Visa as well as fintech startup Plaid ditched plans for a $5.3 billion merger Tuesday after a Department of Justice antitrust lawsuit had threatened to block the deal.

Visa CEO Al Kelly said in a statement he thinks the companies will have prevailed in court, but complex and “protracted litigation will probably take substantial time to totally resolve.”

Antitrust regulators argued Visa’s acquisition of Plaid would eliminate a nascent competitor offering a “lower-cost option for online debit payments” and “deprive American merchants and customers of this innovative option to Visa and improve entry barriers for upcoming innovators.”

Plaid has noticed a huge uptick in need during the pandemic, even though the business enterprise was in a comfortable position for a merger a season ago, Plaid decided to remain an independent organization in the wake of the lawsuit.

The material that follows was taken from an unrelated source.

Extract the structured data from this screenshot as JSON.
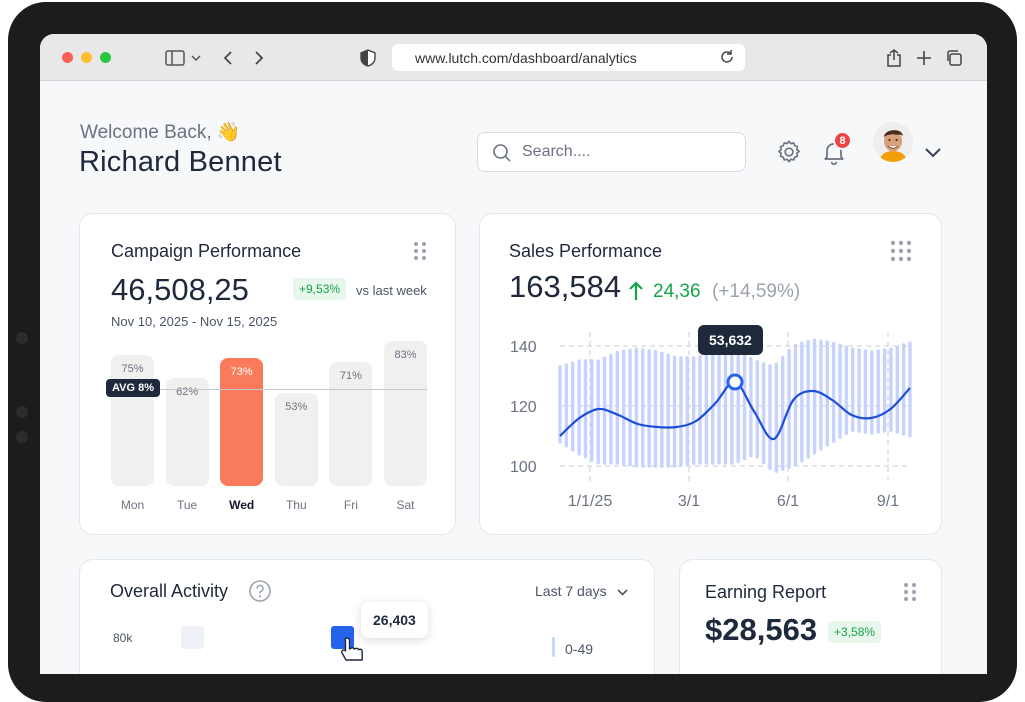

“While Plaid and Visa will have been an effective combination, we have made the decision to instead work with Visa as an investor as well as partner so we can completely focus on building the infrastructure to help fintech,” Plaid CEO Zach Perret said in a statement.

Plaid is a San Francisco fintech upstart used by well known monetary apps like Venmo, Square Cash and Robinhood to link users to their bank accounts. One major reason Visa was interested in purchasing Plaid was to access the app’s growing subscriber base and sell them more services. Over the past year, Plaid states it has grown its customer base to 4,000 firms, up sixty % from a year ago.